DramaTrauma, I’m sorry I didn’t see your question before this but the silent movie organist I was referring to was Dennis James and you can see his silent movie schedule on one of the pages on here under the title “Nationwide Historic Theatre Silent Film and Concert performances by Dennis James” – if you ever get a chance to see him, it is a great experience because he is a fountain of knowledge about silent movies and he could tell you so many stories and he’s so talented! He doesn’t play where I live too much anymore because his schedule is so busy, but I never miss any of his movies when he is here and I will always remember the ones I saw and the things he told us!

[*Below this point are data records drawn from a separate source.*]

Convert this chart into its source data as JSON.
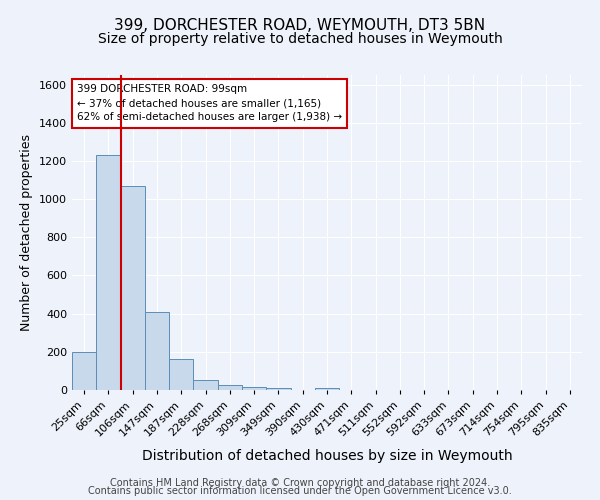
{
  "title1": "399, DORCHESTER ROAD, WEYMOUTH, DT3 5BN",
  "title2": "Size of property relative to detached houses in Weymouth",
  "xlabel": "Distribution of detached houses by size in Weymouth",
  "ylabel": "Number of detached properties",
  "categories": [
    "25sqm",
    "66sqm",
    "106sqm",
    "147sqm",
    "187sqm",
    "228sqm",
    "268sqm",
    "309sqm",
    "349sqm",
    "390sqm",
    "430sqm",
    "471sqm",
    "511sqm",
    "552sqm",
    "592sqm",
    "633sqm",
    "673sqm",
    "714sqm",
    "754sqm",
    "795sqm",
    "835sqm"
  ],
  "values": [
    200,
    1230,
    1070,
    410,
    165,
    52,
    25,
    14,
    10,
    0,
    10,
    0,
    0,
    0,
    0,
    0,
    0,
    0,
    0,
    0,
    0
  ],
  "bar_color": "#c8d9ec",
  "bar_edge_color": "#5b8db8",
  "vline_x_pos": 1.5,
  "vline_color": "#cc0000",
  "ylim": [
    0,
    1650
  ],
  "annotation_text": "399 DORCHESTER ROAD: 99sqm\n← 37% of detached houses are smaller (1,165)\n62% of semi-detached houses are larger (1,938) →",
  "annotation_box_color": "#ffffff",
  "annotation_box_edge": "#cc0000",
  "footer1": "Contains HM Land Registry data © Crown copyright and database right 2024.",
  "footer2": "Contains public sector information licensed under the Open Government Licence v3.0.",
  "bg_color": "#eef2fa",
  "grid_color": "#ffffff",
  "title1_fontsize": 11,
  "title2_fontsize": 10,
  "xlabel_fontsize": 10,
  "ylabel_fontsize": 9,
  "tick_fontsize": 8,
  "footer_fontsize": 7,
  "yticks": [
    0,
    200,
    400,
    600,
    800,
    1000,
    1200,
    1400,
    1600
  ]
}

I don’t think he’s written any books yet, but I could be mistaken about that – I’m sure he will some day, though! Another thing he does is play some long lost musical instruments like the glass harmonica and I even have one of his cds he recorded using that instrument. And I will never forget when he used some of those instruments to perform for the silent movie “Metropolis” – I will never forget the sounds of those instruments and the atmosphere he created in that theater for us. Anyway, look up his schedule under the title I mentioned – it’s on one of these pages, and maybe he’s playing somewhere near where you live!

And that’s a great idea you have to try out the concept of the cartoons and newsreels in someone else’s theater first on a monthly basis and see what response you get!